The gunmetal-blue quiet of space that marked the first two Alien movies is switched for the brown bluster of a prisoner-run refinery in this third movie directed by David Fincher and that change is the movie's fundamental flaw - rather than an unseen, unfathomable, latent horror suddenly, noisily bursting out of space's deep dark and quiet, here the alien burns around Thunderdome at breakneck speed, noisy, more lit up and visible and more understood than ever before, and it is killing not mercenaries or astronaut scientists but a noisy, repellent bunch of grubby convicts that it is hard to care about.

★★☆☆☆

CINECAL: ONE SENTENCE REVIEWS

Friday, 15 April 2016

The Incite Mill - 7 Day Death Game (2010)


Agatha Christie's claustrophobic thriller And Then There Were None sees ten strangers summoned to a remote island where they are killed one-by-one by a mysterious someone; this more recent Japanese movie references Christie but its ten strangers are lured by job advertisement to a hi-tech underground fortress, where they die one-by-one in a bizarre seven-day death contest - a contrived, not very interesting, nor vey likely update that also features too many exaggerated and irritating characters among the ten victims.

★☆☆☆☆

CINECAL: ONE SENTENCE REVIEW

Friday, 8 April 2016

Agatha Christie's Ten Little Indians (And Then There Were None) (1974)

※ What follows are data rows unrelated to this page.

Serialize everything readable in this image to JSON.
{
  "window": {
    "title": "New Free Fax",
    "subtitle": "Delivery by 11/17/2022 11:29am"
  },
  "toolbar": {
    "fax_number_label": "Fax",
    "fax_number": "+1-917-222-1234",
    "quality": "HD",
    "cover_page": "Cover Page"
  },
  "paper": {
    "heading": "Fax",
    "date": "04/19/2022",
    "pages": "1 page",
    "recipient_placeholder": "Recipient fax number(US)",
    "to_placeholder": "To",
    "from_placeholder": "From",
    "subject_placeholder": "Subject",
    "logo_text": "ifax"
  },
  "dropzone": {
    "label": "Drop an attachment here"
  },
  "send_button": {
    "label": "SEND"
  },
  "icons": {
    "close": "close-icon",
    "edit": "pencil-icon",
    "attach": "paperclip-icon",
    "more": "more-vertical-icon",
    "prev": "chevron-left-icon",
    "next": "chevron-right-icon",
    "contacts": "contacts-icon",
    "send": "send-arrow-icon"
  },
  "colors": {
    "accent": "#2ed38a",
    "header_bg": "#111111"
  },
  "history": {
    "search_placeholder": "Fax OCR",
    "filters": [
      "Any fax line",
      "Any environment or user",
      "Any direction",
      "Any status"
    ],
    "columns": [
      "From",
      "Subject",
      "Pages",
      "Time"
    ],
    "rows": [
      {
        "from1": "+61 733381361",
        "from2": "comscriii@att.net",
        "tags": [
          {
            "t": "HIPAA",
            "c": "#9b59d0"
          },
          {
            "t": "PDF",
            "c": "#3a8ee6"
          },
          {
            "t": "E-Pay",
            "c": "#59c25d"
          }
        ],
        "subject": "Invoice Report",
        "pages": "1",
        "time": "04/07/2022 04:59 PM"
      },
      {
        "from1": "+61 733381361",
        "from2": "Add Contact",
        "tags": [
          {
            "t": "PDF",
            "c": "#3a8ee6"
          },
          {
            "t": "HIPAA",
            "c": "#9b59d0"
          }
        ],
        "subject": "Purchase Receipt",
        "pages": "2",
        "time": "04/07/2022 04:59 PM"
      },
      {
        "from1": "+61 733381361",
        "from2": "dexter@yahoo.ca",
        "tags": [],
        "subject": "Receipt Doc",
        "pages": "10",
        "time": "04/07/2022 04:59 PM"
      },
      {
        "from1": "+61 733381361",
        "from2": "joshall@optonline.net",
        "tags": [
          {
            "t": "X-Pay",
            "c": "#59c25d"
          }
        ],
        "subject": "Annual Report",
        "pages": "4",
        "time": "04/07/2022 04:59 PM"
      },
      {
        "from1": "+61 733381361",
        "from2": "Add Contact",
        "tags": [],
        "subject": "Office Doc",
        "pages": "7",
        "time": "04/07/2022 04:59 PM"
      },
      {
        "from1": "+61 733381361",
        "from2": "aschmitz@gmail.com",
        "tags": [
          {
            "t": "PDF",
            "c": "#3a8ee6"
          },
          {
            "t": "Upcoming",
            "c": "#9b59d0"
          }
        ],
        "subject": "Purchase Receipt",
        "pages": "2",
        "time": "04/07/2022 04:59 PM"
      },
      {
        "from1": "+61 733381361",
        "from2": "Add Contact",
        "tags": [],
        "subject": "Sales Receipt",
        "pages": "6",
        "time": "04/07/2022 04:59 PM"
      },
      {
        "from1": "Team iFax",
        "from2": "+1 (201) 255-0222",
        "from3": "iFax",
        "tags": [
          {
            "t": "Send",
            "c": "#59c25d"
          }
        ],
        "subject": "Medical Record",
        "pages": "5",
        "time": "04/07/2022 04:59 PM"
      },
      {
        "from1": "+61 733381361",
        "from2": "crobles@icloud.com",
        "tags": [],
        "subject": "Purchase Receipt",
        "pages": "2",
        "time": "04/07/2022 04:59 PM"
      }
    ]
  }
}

An Agatha Christie adaptation, Ten Little Indians (or less controversially, And Then There Were None) has ten individuals including Oliver Reed, Richard Attenborough, and a singing, piano-playing Charles Aznavour gather in a remote Iranian desert mansion (not the book's island off the Devon coast) summoned by a mysterious host and, from their first tension-filled dinner, these guests are picked off one-by-one by a killer whose identity and motives are the surprise revelation at film's end.

★★★★☆

CINECAL: ONE SENTENCE REVIEW

Wednesday, 6 April 2016

Alien (1979)


Sigourney Weaver's Ellen Ripley became the archetypal kickass heroine after her introduction in this original Alien movie, essentially a pick-them-off-one-at-a-time horror like many American slasher flicks full of teens camping in remote locations with masked evil hunting them down, but Alien transcends its genre with its muted, echoey spaceship campground, its otherworldly Jason always kept at a distance, never seen fully extended, always in shadow and so not just masked but unfathomable, and the movie is rich in other details - robot crew members, extraterrestrial remains, slumber pods - that have been developed into a detailed mythology across four sequels to date (and happily counting!).